Marque communautaire – Observations des tiers et opposition – Examen de l’opposition – Preuve de l’usage de la marque antérieure – Usage sérieux – Notion – Critères d’appréciation

(Règlement du Conseil n° 40/94, art. 43, § 2 et 3)

4.
Marque communautaire – Observations des tiers et opposition – Examen de l’opposition – Preuve de l’usage de la marque antérieure – Usage sérieux – Application des critères au cas concret

(Règlement du Conseil n° 40/94, art. 43, § 2 et 3)

5.
Marque communautaire – Observations des tiers et opposition – Examen de l’opposition – Preuve de l’usage de la marque antérieure – Délai imparti par l’Office – Fourniture d’éléments de preuve supplémentaires après l’expiration du délai mais en présence d’éléments nouveaux – Admissibilité

(Règlement de la Commission n° 2868/95, art. 1er, règle 22, § 1)

6.
Marque communautaire – Procédure de recours – Recours devant le juge communautaire – Faculté pour le Tribunal de réformer la décision attaquée – Limites

(Règlement du Conseil n° 40/94, art. 63, § 3)

1.
Dans le cadre d’un recours formé contre une décision d’une chambre de recours de l’Office de l’harmonisation dans le marché intérieur (marques, dessins et modèles) relative à une procédure d’opposition, le Tribunal est également compétent pour connaître de la demande tendant à l’annulation de la décision de la division d’opposition.

En effet, dès lors qu’il ressort de l’article 62, paragraphe 1, deuxième phrase, du règlement n° 40/94 sur la marque communautaire que la chambre de recours peut annuler la décision de l’unité de l’Office ayant statué en première instance, une telle annulation figure parmi les mesures qui peuvent être prises par le Tribunal au titre de son pouvoir de réformation, consacré par l’article 63, paragraphe 3, dudit règlement.

(cf. point 19)

2.
Dans l’interprétation de la notion d’usage sérieux de la marque communautaire, au sens de l’article 43, paragraphes 2 et 3, du règlement n° 40/94, il convient de prendre en compte le fait que la ratio legis de l’exigence selon laquelle la marque antérieure doit avoir fait l’objet d’un usage sérieux pour être opposable à une demande de marque communautaire consiste à limiter des conflits entre deux marques, pour autant qu’il n’existe pas de juste motif économique découlant d’une fonction effective de la marque sur le marché. En revanche, ladite disposition ne vise ni à évaluer la réussite commerciale ni à contrôler la stratégie économique d’une entreprise ou encore à réserver la protection des marques à leurs seules exploitations commerciales quantitativement importantes.

(cf. point 32)

3.
Une marque communautaire fait l’objet d’un usage sérieux, au sens de l’article 43, paragraphes 2 et 3, du règlement n° 40/94, lorsqu’elle est utilisée, conformément à sa fonction essentielle qui est de garantir l’identité d’origine des produits ou des services pour lesquels elle a été enregistrée, aux fins de créer ou de conserver un débouché pour ces produits et services, à l’exclusion d’usages de caractère symbolique ayant pour seul objet le maintien des droits créés par la marque. À cet égard, la condition relative à l’usage sérieux de la marque exige que celle-ci, telle qu’elle est protégée dans le territoire pertinent, soit utilisée publiquement et vers l’extérieur.

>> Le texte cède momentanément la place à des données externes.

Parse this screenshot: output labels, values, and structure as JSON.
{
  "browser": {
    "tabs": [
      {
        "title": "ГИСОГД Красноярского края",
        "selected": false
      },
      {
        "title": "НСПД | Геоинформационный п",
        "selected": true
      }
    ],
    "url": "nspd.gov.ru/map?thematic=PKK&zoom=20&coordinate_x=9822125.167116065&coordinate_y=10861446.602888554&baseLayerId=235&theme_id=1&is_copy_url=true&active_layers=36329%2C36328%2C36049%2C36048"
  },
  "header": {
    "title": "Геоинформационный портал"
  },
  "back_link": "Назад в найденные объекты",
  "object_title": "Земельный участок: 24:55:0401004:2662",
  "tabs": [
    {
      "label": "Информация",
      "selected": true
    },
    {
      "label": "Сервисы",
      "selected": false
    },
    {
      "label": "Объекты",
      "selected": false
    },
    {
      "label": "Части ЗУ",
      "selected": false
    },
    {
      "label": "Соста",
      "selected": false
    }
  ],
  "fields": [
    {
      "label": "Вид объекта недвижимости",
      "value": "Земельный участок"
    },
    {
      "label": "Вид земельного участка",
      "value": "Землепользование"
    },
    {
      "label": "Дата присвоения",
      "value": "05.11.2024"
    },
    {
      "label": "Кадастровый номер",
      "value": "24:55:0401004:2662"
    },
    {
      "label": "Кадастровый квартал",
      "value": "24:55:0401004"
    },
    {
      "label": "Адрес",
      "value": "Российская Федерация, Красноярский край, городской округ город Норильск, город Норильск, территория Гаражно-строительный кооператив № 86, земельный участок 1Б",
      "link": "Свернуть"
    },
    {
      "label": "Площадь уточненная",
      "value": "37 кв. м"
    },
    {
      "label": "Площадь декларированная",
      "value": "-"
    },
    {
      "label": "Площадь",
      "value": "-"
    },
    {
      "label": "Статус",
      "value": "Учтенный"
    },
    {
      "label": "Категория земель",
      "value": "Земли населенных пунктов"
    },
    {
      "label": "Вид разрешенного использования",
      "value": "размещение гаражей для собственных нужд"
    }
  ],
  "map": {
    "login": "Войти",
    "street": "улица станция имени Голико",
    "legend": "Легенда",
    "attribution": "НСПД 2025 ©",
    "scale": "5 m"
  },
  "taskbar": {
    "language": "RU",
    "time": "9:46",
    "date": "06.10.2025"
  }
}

L’appréciation du caractère sérieux de l’usage de la marque doit reposer sur l’ensemble des faits et des circonstances propres à établir la réalité de l’exploitation commerciale de celle-ci, en particulier les usages considérés comme justifiés dans le secteur économique concerné pour maintenir ou créer des parts de marché au profit des produits ou des services protégés par la marque, la nature de ces produits ou de ces services, les caractéristiques du marché, l’étendue et la fréquence de l’usage de la marque.

Quant à l’importance de l’usage qui a été fait de la marque antérieure, il convient de tenir compte, notamment, du volume commercial de l’ensemble des actes d’usage, d’une part, et de la durée de la période pendant laquelle des actes d’usage ont été accomplis ainsi que la fréquence de ces actes, d’autre part.

(cf. points 33-35)

4.
Pour examiner, dans un cas d’espèce, le caractère sérieux de l’usage de la marque antérieure, il convient de procéder à une appréciation globale en tenant compte de tous les facteurs pertinents du cas d’espèce. Cette appréciation implique une certaine interdépendance entre les facteurs pris en compte. Ainsi, un faible volume de produits commercialisés sous ladite marque peut être compensé par une forte intensité ou une certaine constance dans le temps de l’usage de cette marque et inversement. En outre, le chiffre d’affaires réalisé ainsi que la quantité de ventes de produits sous la marque antérieure ne sauraient être appréciés dans l’absolu, mais doivent l’être en rapport avec d’autres facteurs pertinents, tels que le volume de l’activité commerciale, les capacités de production ou de commercialisation ou le degré de diversification de l’entreprise exploitant la marque ainsi que les caractéristiques des produits ou services sur le marché concerné. De ce fait, il n’est pas nécessaire que l’usage de la marque antérieure soit toujours quantitativement important pour être qualifié de sérieux.

Toutefois, plus le volume commercial de l’exploitation de la marque est limité, plus il est nécessaire que la partie ayant formé l’opposition apporte des indications supplémentaires permettant d’écarter d’éventuels doutes quant au caractère sérieux de l’usage de la marque concernée.

(cf. points 36-37)

5.
La règle 22, paragraphe 1, du règlement n° 2868/95 portant modalités d’application du règlement n° 40/94 sur la marque communautaire, qui prévoit que la preuve de l’usage de la marque antérieure doit être fournie dans le délai imparti par l’Office de l’harmonisation dans le marché intérieur (marques, dessins et modèles) à l’opposant, l’opposition étant rejetée si cette preuve n’est pas fournie dans ledit délai, ne saurait être interprétée en ce sens qu’elle s’oppose à la prise en considération d’éléments de preuve supplémentaires, eu égard à l’existence d’éléments nouveaux, même s’ils sont fournis après l’expiration de ce délai.

(cf. point 56)

6.
La possibilité pour le Tribunal de réformer la décision d’une chambre de recours de l’Office de l’harmonisation dans le marché intérieur (marques, dessins et modèles), prévue à l’article 63, paragraphe 3, du règlement n° 40/94, est, en principe, limitée aux situations dans lesquelles l’affaire est en état d’être jugée. Cela implique que le Tribunal puisse établir, sur la base des éléments de preuve qui lui ont été présentés, la décision que la chambre de recours était tenue de prendre, en vertu des dispositions applicables en l’espèce. Cette condition n’est pas remplie lorsque la chambre de recours aurait pu soit statuer elle-même sur une opposition, soit renvoyer l’affaire devant la division d’opposition.